Katy, Please know that we will be keeping Denver in our daily prayers! We love that little guy!! I, too, have that same Willow Tree Angel, up on my mantle. And while it was given to me by one of the kids/parents that I care for, I will now also be reminded of Denver when I look at it and will now whisper a prayer for Denver each time I look at! Prayer is the least we can do for that sweet little boy.....and his awesome parents! GOD IS in full control!

Inspire said...

Katy,
Jacob says a prayer for his friend Denver every night, and he has for about a year now...one night Denver made it into the rotation and he has stayed there night after night. We will continue prayers for Denver, as well as you guys for continued strength and peace.

Mandy

Betsy said...

Denver is in our prayers and I know God has him in His grasp. Katy, no one is more well equipped to be a strong mother in trying times then you. Your positive attitude and optimism is contagious. We are thinking of you all. Give that cutie a big hug from the Tanner's.

LaShay & Steve said...

Katy- like you have already said and all of your friends above have said, God is in control. We all know that although those words may not really mean a lot some times.

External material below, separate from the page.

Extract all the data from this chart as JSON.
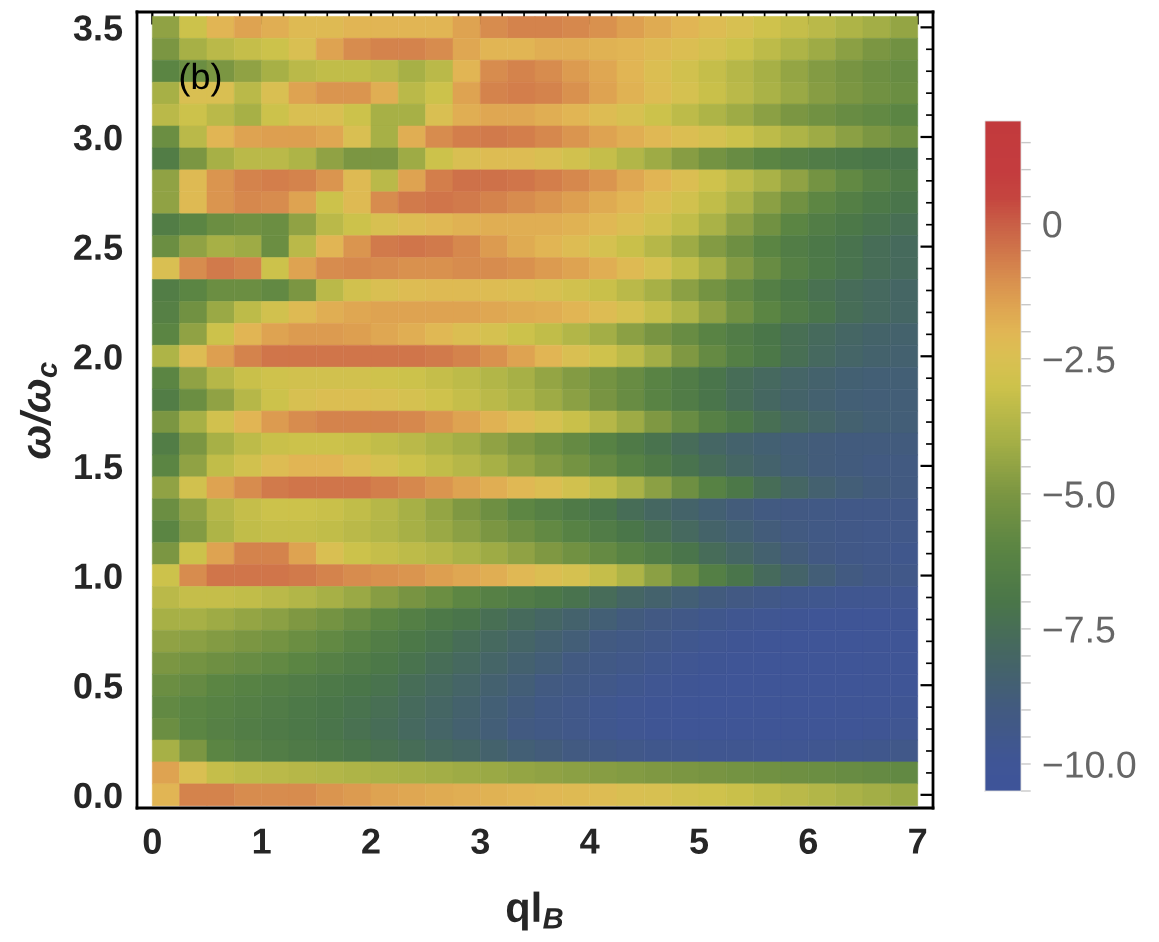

He is THE ONE and ONLY one who can heal and perform miracles! I will pray for healing over Denver. If God choses to use the doctors, surgery, medicine, or just his miraculous healing touch straight from Himself... however He wants to do it, I'm praying for it to happen soon!! I'm praying for you and Jason as well!!! We love you!!

Debbie Eoff said...

Katy, Garry and I are in Corpus and received a FB message about your post. I can only imagine the pain and turmoil such news must bring to you and Jason. As you have already said and know well, God is in control and has a plan for Denver's life that, in our humamity, we cannot grasp. He is in our prayers as are you and Jason. Please keep us posted. We love all of you bunches.

YFA,
Debbie

Mel said...

Just prayed and will keep your family in my prayers.